New masters, but still Loyal

Organic Apple & Arugula Salad with Feta & Bacon at the Loyal Hound restaurant on Tuesday November 5, 2019. Photo by Luke E. Montavon/The New Mexican

Zoning issues meant he couldn’t operate Pajarito as a brewery, “so I decided we would specialize in everyone else’s craft beer,” he said. Pajarito, named for the nearby mountain, has 54 bottled craft brew varieties and 30 taps — the number that would fit on the custom-made length of metal etched in the shape of the mountain range as seen from the restaurant’s rooftop.

In addition to good beer, Mockler-Wood wanted Pajarito to bring good food to Los Alamos, too.

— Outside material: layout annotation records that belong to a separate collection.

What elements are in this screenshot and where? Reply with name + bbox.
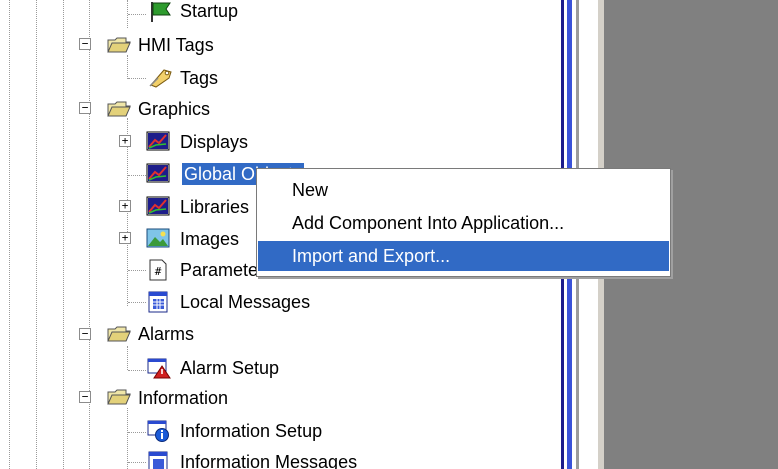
tree-connector (128, 78, 146, 79)
messages-icon (146, 451, 172, 469)
tree-item-information-setup[interactable]: Information Setup (180, 420, 322, 442)
folder-icon (106, 386, 132, 408)
tree-guide-line (127, 55, 128, 79)
startup-flag-icon (148, 0, 174, 22)
image-icon (146, 227, 172, 249)
folder-icon (106, 98, 132, 120)
info-icon (146, 420, 172, 442)
tree-connector (128, 14, 146, 15)
tree-guide-line (127, 408, 128, 469)
folder-icon (106, 34, 132, 56)
expand-images-toggle[interactable]: + (119, 232, 131, 244)
tree-item-startup[interactable]: Startup (180, 0, 238, 22)
menu-item-add-component[interactable]: Add Component Into Application... (258, 208, 669, 238)
tree-item-libraries[interactable]: Libraries (180, 196, 249, 218)
display-icon (146, 195, 172, 217)
display-icon (146, 130, 172, 152)
tree-item-images[interactable]: Images (180, 228, 239, 250)
tree-connector (128, 370, 146, 371)
tag-icon (148, 66, 174, 88)
display-icon (146, 162, 172, 184)
tree-item-hmi-tags[interactable]: HMI Tags (138, 34, 214, 56)
tree-item-information-messages[interactable]: Information Messages (180, 451, 357, 469)
parameter-icon: # (146, 259, 172, 281)
tree-connector (128, 270, 146, 271)
tree-guide-line (63, 0, 64, 469)
tree-item-graphics[interactable]: Graphics (138, 98, 210, 120)
tree-connector (128, 432, 146, 433)
context-menu: New Add Component Into Application... Im… (256, 168, 671, 277)
folder-icon (106, 323, 132, 345)
tree-guide-line (127, 346, 128, 370)
tree-connector (128, 175, 146, 176)
tree-item-local-messages[interactable]: Local Messages (180, 291, 310, 313)
collapse-alarms-toggle[interactable]: − (79, 328, 91, 340)
expand-displays-toggle[interactable]: + (119, 135, 131, 147)
tree-item-alarms[interactable]: Alarms (138, 323, 194, 345)
collapse-hmi-tags-toggle[interactable]: − (79, 38, 91, 50)
menu-item-import-export[interactable]: Import and Export... (258, 241, 669, 271)
collapse-information-toggle[interactable]: − (79, 391, 91, 403)
tree-guide-line (36, 0, 37, 469)
tree-item-tags[interactable]: Tags (180, 67, 218, 89)
tree-item-alarm-setup[interactable]: Alarm Setup (180, 357, 279, 379)
tree-item-displays[interactable]: Displays (180, 131, 248, 153)
collapse-graphics-toggle[interactable]: − (79, 102, 91, 114)
tree-guide-line (9, 0, 10, 469)
tree-item-information[interactable]: Information (138, 387, 228, 409)
svg-text:#: # (155, 265, 162, 278)
tree-connector (128, 462, 146, 463)
messages-icon (146, 291, 172, 313)
menu-item-new[interactable]: New (258, 175, 669, 205)
tree-connector (128, 302, 146, 303)
expand-libraries-toggle[interactable]: + (119, 200, 131, 212)
alarm-icon (146, 357, 172, 379)
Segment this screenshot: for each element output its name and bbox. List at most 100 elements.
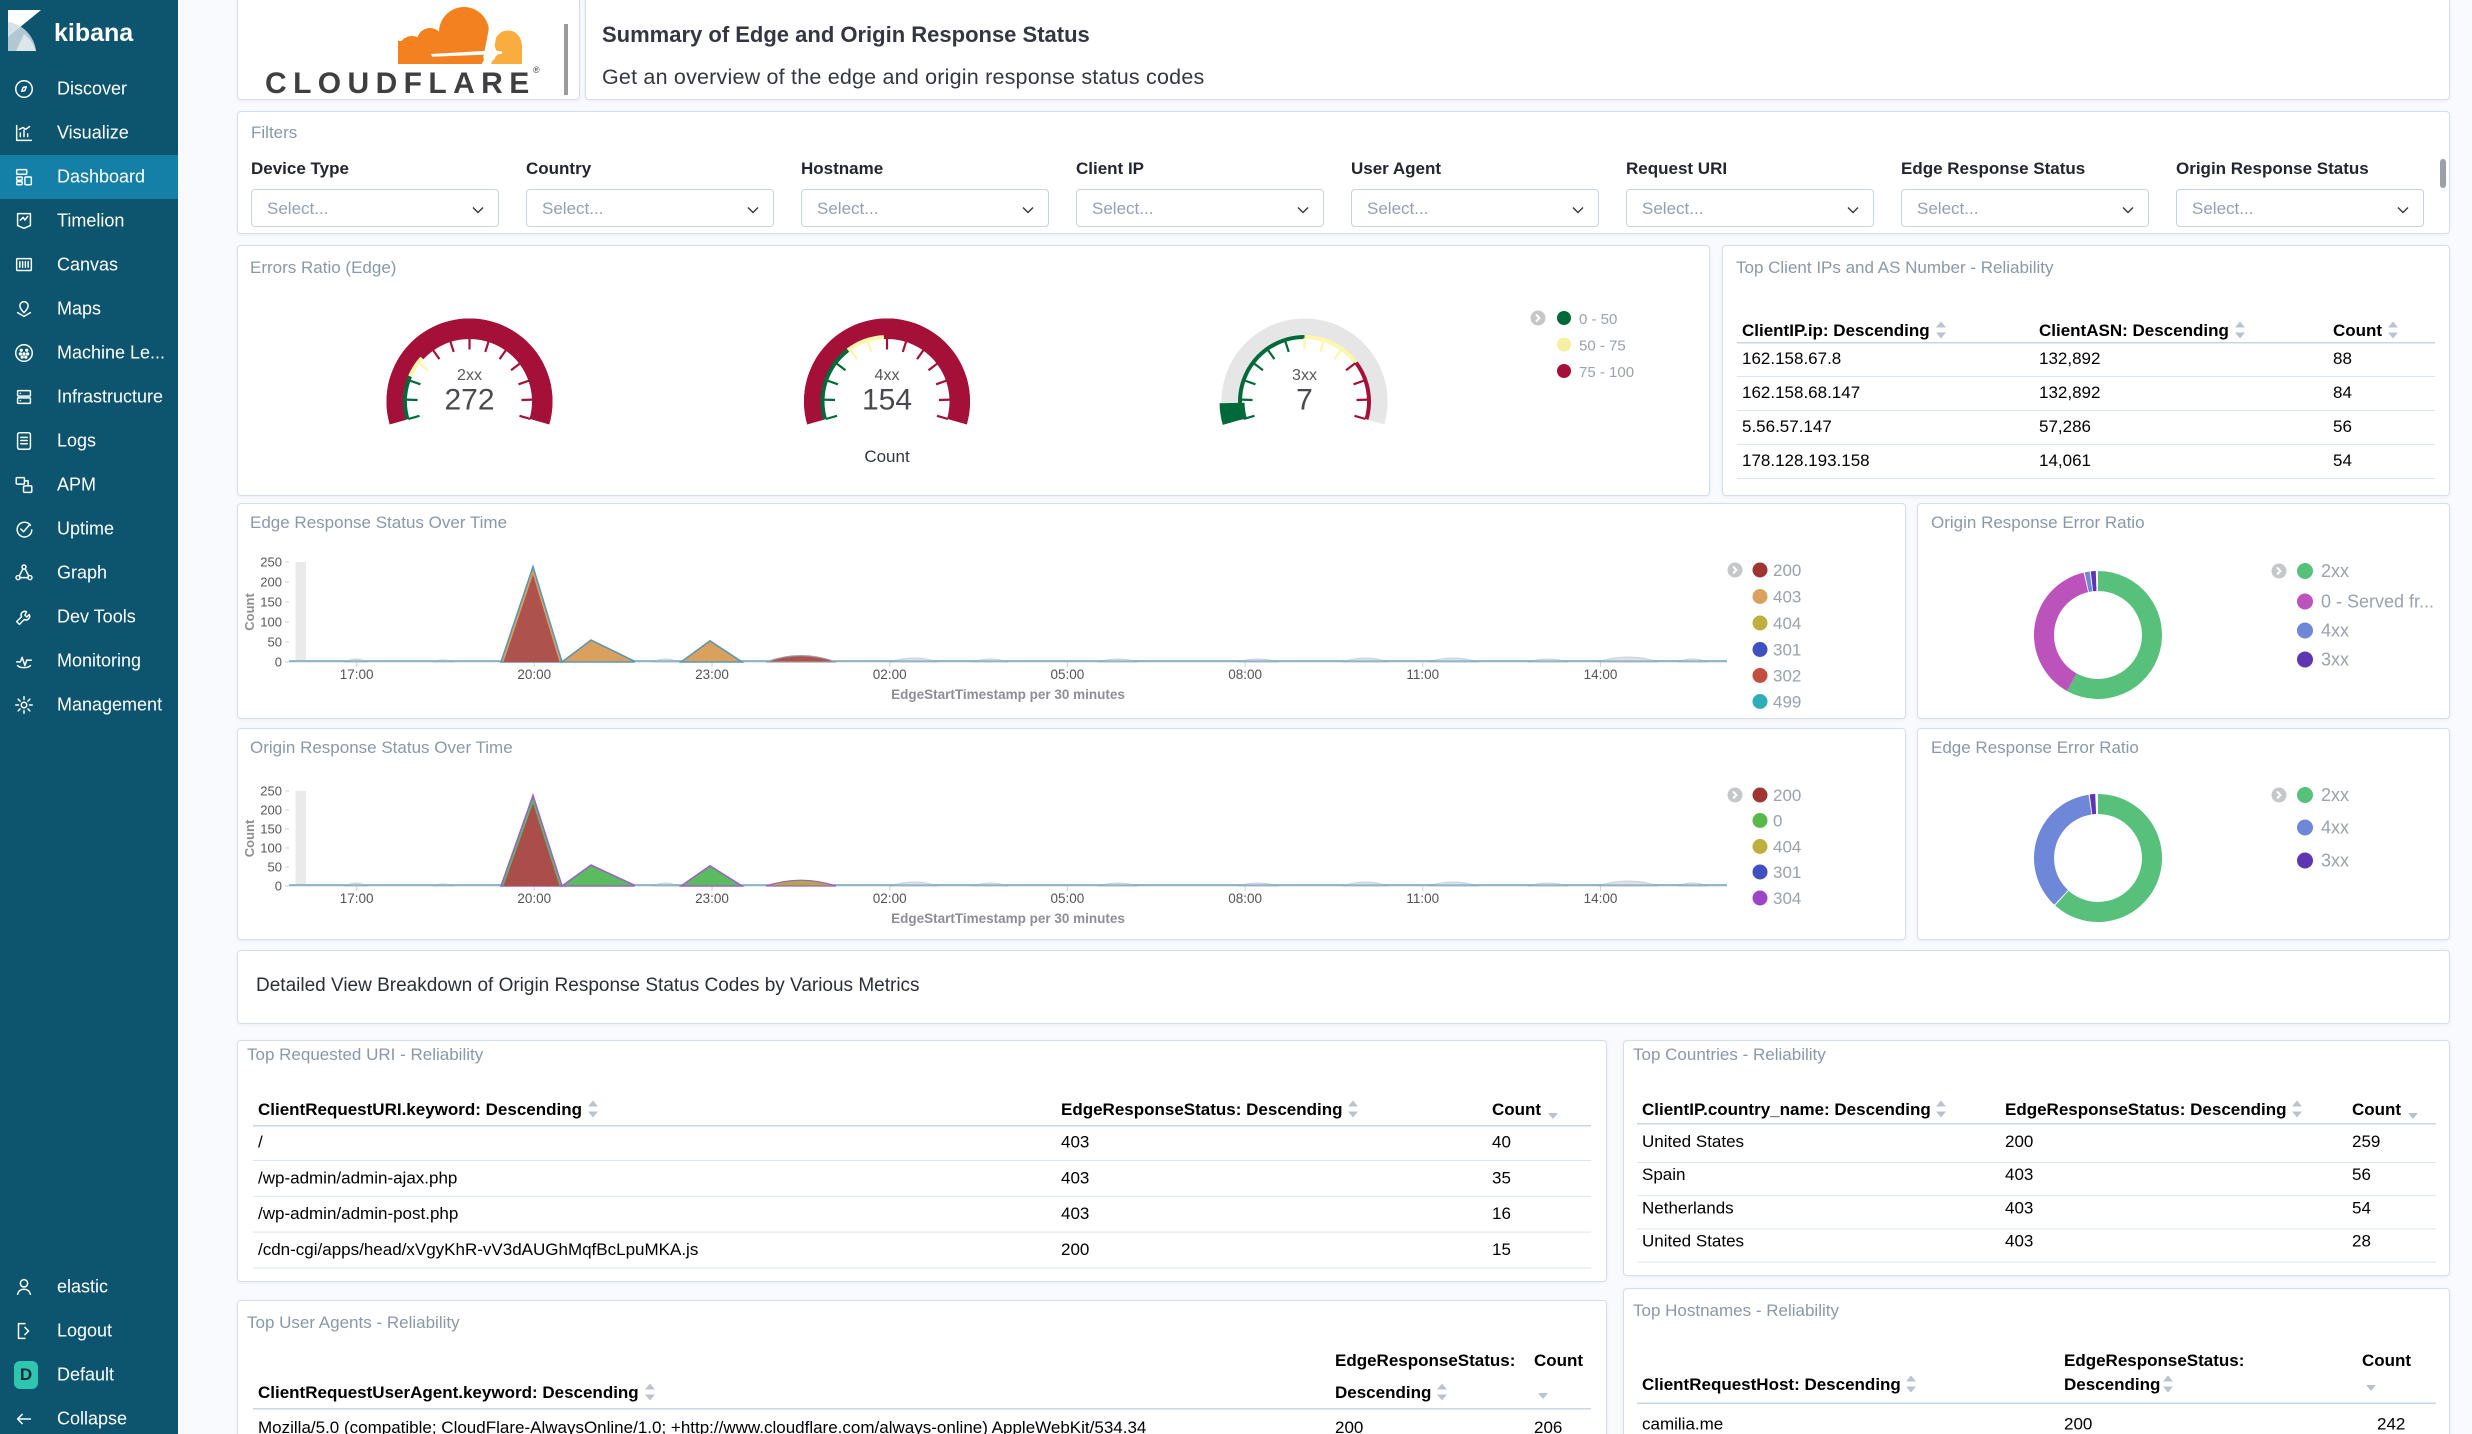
svg-text:132,892: 132,892 [2039,383,2100,402]
svg-text:14:00: 14:00 [1584,667,1618,682]
svg-text:United States: United States [1642,1232,1744,1251]
svg-text:404: 404 [1773,614,1801,633]
svg-text:CLOUDFLARE: CLOUDFLARE [265,67,536,97]
svg-text:Count: Count [2362,1351,2411,1370]
svg-text:camilia.me: camilia.me [1642,1415,1723,1434]
svg-text:162.158.67.8: 162.158.67.8 [1742,349,1841,368]
svg-text:EdgeStartTimestamp per 30 minu: EdgeStartTimestamp per 30 minutes [891,687,1125,702]
svg-text:United States: United States [1642,1132,1744,1151]
svg-text:/wp-admin/admin-post.php: /wp-admin/admin-post.php [258,1204,458,1223]
svg-text:35: 35 [1492,1168,1511,1187]
svg-text:0: 0 [275,879,282,894]
svg-text:403: 403 [2005,1232,2033,1251]
svg-text:Mozilla/5.0 (compatible; Cloud: Mozilla/5.0 (compatible; CloudFlare-Alwa… [258,1418,1146,1434]
svg-text:EdgeResponseStatus: Descending: EdgeResponseStatus: Descending [1061,1100,1343,1119]
svg-text:/cdn-cgi/apps/head/xVgyKhR-vV3: /cdn-cgi/apps/head/xVgyKhR-vV3dAUGhMqfBc… [258,1240,698,1259]
svg-text:3xx: 3xx [1292,367,1317,384]
svg-text:0 - Served fr...: 0 - Served fr... [2321,592,2434,612]
svg-text:50 - 75: 50 - 75 [1579,338,1626,355]
svg-text:EdgeResponseStatus:: EdgeResponseStatus: [1335,1351,1515,1370]
svg-text:200: 200 [260,575,282,590]
svg-text:Count: Count [1534,1351,1583,1370]
svg-text:23:00: 23:00 [695,667,729,682]
svg-text:206: 206 [1534,1418,1562,1434]
svg-text:ClientRequestHost: Descending: ClientRequestHost: Descending [1642,1375,1901,1394]
svg-text:Count: Count [242,593,257,631]
svg-text:50: 50 [268,860,282,875]
svg-text:20:00: 20:00 [517,891,551,906]
svg-text:EdgeResponseStatus: Descending: EdgeResponseStatus: Descending [2005,1100,2287,1119]
svg-text:Descending: Descending [2064,1375,2160,1394]
svg-text:ClientRequestUserAgent.keyword: ClientRequestUserAgent.keyword: Descendi… [258,1383,639,1402]
svg-text:200: 200 [1773,786,1801,805]
svg-text:403: 403 [1061,1204,1089,1223]
svg-text:ClientIP.country_name: Descend: ClientIP.country_name: Descending [1642,1100,1931,1119]
svg-text:11:00: 11:00 [1406,891,1439,906]
svg-text:ClientRequestURI.keyword: Desc: ClientRequestURI.keyword: Descending [258,1100,582,1119]
svg-text:4xx: 4xx [2321,818,2349,838]
svg-text:17:00: 17:00 [340,667,374,682]
svg-text:200: 200 [1061,1240,1089,1259]
svg-text:20:00: 20:00 [517,667,551,682]
svg-text:16: 16 [1492,1204,1511,1223]
svg-text:05:00: 05:00 [1051,891,1085,906]
svg-text:250: 250 [260,784,282,799]
svg-text:403: 403 [1061,1168,1089,1187]
svg-text:88: 88 [2333,349,2352,368]
svg-text:02:00: 02:00 [873,891,907,906]
svg-text:/wp-admin/admin-ajax.php: /wp-admin/admin-ajax.php [258,1168,457,1187]
svg-text:162.158.68.147: 162.158.68.147 [1742,383,1860,402]
svg-text:®: ® [533,65,540,75]
svg-text:EdgeResponseStatus:: EdgeResponseStatus: [2064,1351,2244,1370]
svg-text:2xx: 2xx [2321,561,2349,581]
svg-text:272: 272 [444,384,494,417]
svg-text:Count: Count [2333,321,2382,340]
svg-text:250: 250 [260,555,282,570]
svg-text:Descending: Descending [1335,1383,1431,1402]
svg-text:Spain: Spain [1642,1165,1685,1184]
svg-text:200: 200 [1773,561,1801,580]
svg-text:56: 56 [2352,1165,2371,1184]
svg-text:100: 100 [260,841,282,856]
svg-text:23:00: 23:00 [695,891,729,906]
svg-text:200: 200 [260,803,282,818]
svg-text:154: 154 [862,384,912,417]
svg-text:200: 200 [1335,1418,1363,1434]
svg-text:15: 15 [1492,1240,1511,1259]
svg-text:0: 0 [275,655,282,670]
svg-text:499: 499 [1773,693,1801,712]
svg-text:14,061: 14,061 [2039,451,2091,470]
svg-text:54: 54 [2333,451,2352,470]
svg-text:7: 7 [1296,384,1313,417]
svg-text:132,892: 132,892 [2039,349,2100,368]
svg-text:84: 84 [2333,383,2352,402]
svg-text:56: 56 [2333,417,2352,436]
svg-text:178.128.193.158: 178.128.193.158 [1742,451,1870,470]
svg-text:75 - 100: 75 - 100 [1579,364,1634,381]
svg-text:3xx: 3xx [2321,650,2349,670]
svg-text:08:00: 08:00 [1228,667,1262,682]
svg-text:17:00: 17:00 [340,891,374,906]
svg-text:304: 304 [1773,889,1801,908]
svg-text:ClientIP.ip: Descending: ClientIP.ip: Descending [1742,321,1930,340]
svg-text:200: 200 [2005,1132,2033,1151]
svg-text:EdgeStartTimestamp per 30 minu: EdgeStartTimestamp per 30 minutes [891,911,1125,926]
svg-text:403: 403 [2005,1198,2033,1217]
svg-text:Count: Count [2352,1100,2401,1119]
svg-text:5.56.57.147: 5.56.57.147 [1742,417,1832,436]
svg-text:301: 301 [1773,863,1801,882]
svg-text:259: 259 [2352,1132,2380,1151]
svg-text:Count: Count [1492,1100,1541,1119]
svg-text:150: 150 [260,595,282,610]
svg-text:2xx: 2xx [2321,785,2349,805]
svg-text:404: 404 [1773,838,1801,857]
svg-text:302: 302 [1773,667,1801,686]
svg-text:08:00: 08:00 [1228,891,1262,906]
svg-text:05:00: 05:00 [1051,667,1085,682]
svg-text:4xx: 4xx [2321,621,2349,641]
svg-text:2xx: 2xx [457,367,482,384]
svg-text:3xx: 3xx [2321,851,2349,871]
svg-text:0 - 50: 0 - 50 [1579,311,1617,328]
svg-text:11:00: 11:00 [1406,667,1439,682]
svg-text:403: 403 [2005,1165,2033,1184]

Early on, he faced a hurdle to his vision: Because there were so few places in Los Alamos interested in sourcing local ingredients, it was difficult to get deliveries of many organic and local goods. In the last three years, though, that’s started to change, Mockler-Wood said, and he’s been able to infuse his menu with New Mexico meats, local bread and plenty of high-quality produce.

Take the restaurant’s green chile cheeseburger, made by chef Peter Knaus and on the Pajarito menu at $16, which was a finalist in this year’s popular New Mexico Green Chile Cheeseburger Smackdown. The 8-ounce New Mexico beef patty is stuffed with green chile and white cheddar pub queso and served with pickles and more green chile on top. Said Mockler-Wood: “It speaks for itself.”

There and now at Loyal Hound, he said he wants his restaurants’ dishes to be exemplary.

“Any time [chef Knaus and I] sit down to write a menu, we always ask ourselves, ‘If I was to walk into a bar anywhere in the world, what would they have on their menu, and how can I do that in the highest quality way?’ ” he said.

Mockler-Wood still lives in Los Alamos — a block away from the bed and breakfast his mother founded — and trades duties in Santa Fe and at Pajarito with his general manager, Andrea Gordon, and Knaus. Together, they’ve ensured a seamless transition for Loyal Hound’s loyal customers.

“I didn’t want to close for even one day,” he said. “We could have done it quickly, just walked in and taken over, but it was so important to me that this didn’t skip a beat.”